By: Brad Buck, bradbuck@ufl.edu
Bell peppers make for a delicious snack. Among additional choices, you can add them to sandwiches and pizzas, as they’re tasty and full of vitamin C, making them a popular vegetable.
As a $235 million-a-year business in Florida, bell peppers are also an important crop, especially in the southeast and southwest parts of the state. As of 2019, the amount of bell peppers harvested in the United States is equivalent to 38,300 acres, with Florida accounting for 31%, or 11,800 acres, according to the U.S. Department of Agriculture National Agricultural Statistics Service.
Florida farmers grow far more sweet bell peppers than the hot ones, said Bala Rathinasabapathi, a UF/IFAS professor of horticultural sciences. But, as a rule, farmers are not going to grow as many bell peppers if root-knot nematodes are prevalent in the soil around them. Nematodes are microscopic worms that damage the roots, weaken the plants and reduce the yield.
And increasingly, farmers are looking for non-chemical ways to control root-knot nematodes. Scientists know they can help growers if they can find ways to make bell pepper varieties that are genetically resistant to root-knot nematodes.
“The variety we developed, although a hot pepper, can be used as a rootstock for bell peppers by using grafting,” Rathinasabapathi said. “Root-knot nematodes do their damage in the plant’s root, and if one uses a rootstock that is resistant to the nematode, the plant will not be affected much by the nematode.”
Rathinasabapathi led a recently published study in the journal HortScience in which he and his colleagues found a type of UF/IFAS-bred chile, or specialty pepper, that shows resistance to the destructive root-knot nematode. Through greenhouse and laboratory tests at the main UF campus in Gainesville, Rathinasabapthi and his team screened a handful of bell pepper varieties.
They found that one advanced bell pepper variety, named ‘RJ107(6)A3C,’ was the most resistant to three species of the most common root-knot nematodes – southern, peanut and peach. UF/IFAS scientists developed this pepper variety by cross breeding a hot pepper line and a sweet pepper. Fruit from ‘RJ107(6)A3C’ line is hot and makes for delicious pickles, Rathinasabapathi said.
Florida vegetable production has three major soil production limitations.
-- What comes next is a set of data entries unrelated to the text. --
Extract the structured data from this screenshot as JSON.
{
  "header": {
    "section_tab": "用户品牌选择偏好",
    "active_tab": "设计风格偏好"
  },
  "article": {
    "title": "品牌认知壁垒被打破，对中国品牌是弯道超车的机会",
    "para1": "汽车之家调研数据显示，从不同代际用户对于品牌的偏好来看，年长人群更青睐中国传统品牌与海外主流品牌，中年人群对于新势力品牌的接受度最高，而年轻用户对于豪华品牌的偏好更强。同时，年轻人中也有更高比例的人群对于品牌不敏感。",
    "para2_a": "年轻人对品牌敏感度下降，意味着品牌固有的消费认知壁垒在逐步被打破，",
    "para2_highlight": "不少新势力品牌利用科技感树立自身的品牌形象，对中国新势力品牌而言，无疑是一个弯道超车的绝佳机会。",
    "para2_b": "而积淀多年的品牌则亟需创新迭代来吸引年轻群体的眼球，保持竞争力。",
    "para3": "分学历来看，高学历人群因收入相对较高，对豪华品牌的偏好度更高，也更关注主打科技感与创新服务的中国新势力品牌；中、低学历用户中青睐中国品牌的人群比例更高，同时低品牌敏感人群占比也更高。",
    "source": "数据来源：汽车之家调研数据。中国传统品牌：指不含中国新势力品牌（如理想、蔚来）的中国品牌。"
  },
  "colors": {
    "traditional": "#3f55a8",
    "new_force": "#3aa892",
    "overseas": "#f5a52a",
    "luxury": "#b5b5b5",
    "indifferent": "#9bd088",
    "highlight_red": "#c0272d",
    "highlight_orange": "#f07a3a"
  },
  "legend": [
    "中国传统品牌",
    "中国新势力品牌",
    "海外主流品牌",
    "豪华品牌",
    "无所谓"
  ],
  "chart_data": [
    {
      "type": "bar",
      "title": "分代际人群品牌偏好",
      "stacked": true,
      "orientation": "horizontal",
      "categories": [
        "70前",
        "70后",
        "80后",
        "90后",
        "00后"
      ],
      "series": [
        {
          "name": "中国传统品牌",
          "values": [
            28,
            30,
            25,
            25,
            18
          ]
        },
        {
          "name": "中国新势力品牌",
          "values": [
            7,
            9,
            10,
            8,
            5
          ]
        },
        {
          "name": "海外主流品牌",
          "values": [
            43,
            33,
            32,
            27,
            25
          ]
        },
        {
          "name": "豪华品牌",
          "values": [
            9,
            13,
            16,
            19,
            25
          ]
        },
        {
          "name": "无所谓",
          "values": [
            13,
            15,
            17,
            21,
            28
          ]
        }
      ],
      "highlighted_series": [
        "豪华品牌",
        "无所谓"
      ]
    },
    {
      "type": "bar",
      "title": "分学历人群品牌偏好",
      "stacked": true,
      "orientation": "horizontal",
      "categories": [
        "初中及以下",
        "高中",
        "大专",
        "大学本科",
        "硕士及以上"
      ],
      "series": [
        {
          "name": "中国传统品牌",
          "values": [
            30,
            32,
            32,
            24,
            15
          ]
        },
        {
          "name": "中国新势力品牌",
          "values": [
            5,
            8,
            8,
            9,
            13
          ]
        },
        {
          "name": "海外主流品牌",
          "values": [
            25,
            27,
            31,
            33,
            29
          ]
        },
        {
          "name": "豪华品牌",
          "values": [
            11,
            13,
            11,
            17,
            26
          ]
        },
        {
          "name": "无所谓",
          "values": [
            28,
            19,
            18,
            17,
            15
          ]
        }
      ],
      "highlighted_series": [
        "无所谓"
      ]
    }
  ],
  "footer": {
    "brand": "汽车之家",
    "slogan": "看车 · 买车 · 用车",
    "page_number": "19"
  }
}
One is plant-parasitic nematodes, the others are weeds and soilborne fungi, he said. To manage these problems, farmers use soil fumigants (pesticides) to free the soil of these pests before they plant their crops.
“These fumigants, though effective against the root-knot nematodes and soil fungi, are much less so against weeds, are highly toxic and cumbersome to use,” Rathinasabapathi said. “Farmers need specialized equipment to apply them in soil. But if we use bell pepper varieties that are resistant to the root-knot nematodes, we can circumvent these parasitic worms, thereby improving pest management options for the farmer.”
Now that scientists found the genetic resistance, what’s next in their research?
“We would like to transfer the resistance gene into sweet bell pepper hybrids via conventional breeding,” Rathinasabapthi said.
Using grant funding from the U.S. Department of Agriculture and the Florida Department of Agriculture and Consumer Services, Rathinasabapathi conducted this study with Donald Dickson, a professor emeritus of entomology and nematology and Mary Ann Maquilan, a post-doctoral research associate in entomology and nematology – all with UF/IFAS. Another co-author is Dominick Padilla, an undergraduate student in horticultural science at the UF/IFAS College of Agricultural and Life Sciences.